Research:Deleted Pages Analysis
| Deleted Pages Analysis | |
|---|---|
| main contact | Heather Ford |
| co-investigators | Mark Graham |
| WMF contact | Dario Taraborelli |
| start | 2012-01 |
| end | 2012-12 |
| status | planned |
| fields | geography ethnography political science |
| open data | |
| open access | |
| WMF support | |
Contents |
[edit] Key Personnel
- Heather Ford
- Mark Graham
[edit] Project Summary
The ideal that commentators project about Wikipedia is of a unified group of rational, detached, individual editors building a neutral, free encyclopaedia that is “the sum of all human knowledge”. But the organic nature of the encyclopaedia, its culture, politics and architecture have produced and continue to produce an encyclopaedia in which particular tactics, identities and relationships, many of which are in defiance of original rules, often prevail over reasoned and rational dialogue. Wikipedia still has a number of “dark spots”: from uneven geographies of articles written about places (Graham, 2011), to low numbers of female contributors (Lam et al, 2011) and vastly different levels of quality (Duguid, 2006). But there are other dark spots too – spots within the encyclopaedia itself: knowledges that are silenced, perspectives that are marginalised and people that are banned.

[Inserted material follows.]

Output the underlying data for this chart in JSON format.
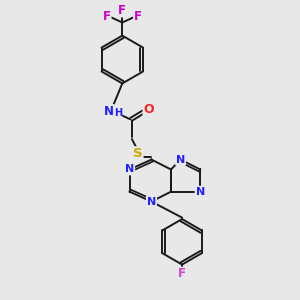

Who wins and who loses in this open environment? How do culture, politics, regulations, architecture and identity influence who wins or loses? And what does this mean for the way we think about online collaboration, its power and pitfalls? In the first stage of this project, we will conduct an analysis of AFDs and CSDs relating to places to discover whether information about specific places is being consistently silenced or not.
[edit] Methods
We will analyse AFD discussions and deleted pages and grab metadata relating to places and then plot them on a world map
[edit] Dissemination
We will share our findings under a Creative Commons license.
[edit] Wikimedia Policies, Ethics, and Human Subjects Protection
[edit] Benefits for the Wikimedia community
This will be helpful for understanding whether there are any geographic patterns relating to articles that are deleted in either of Wikipedia's deletion processes.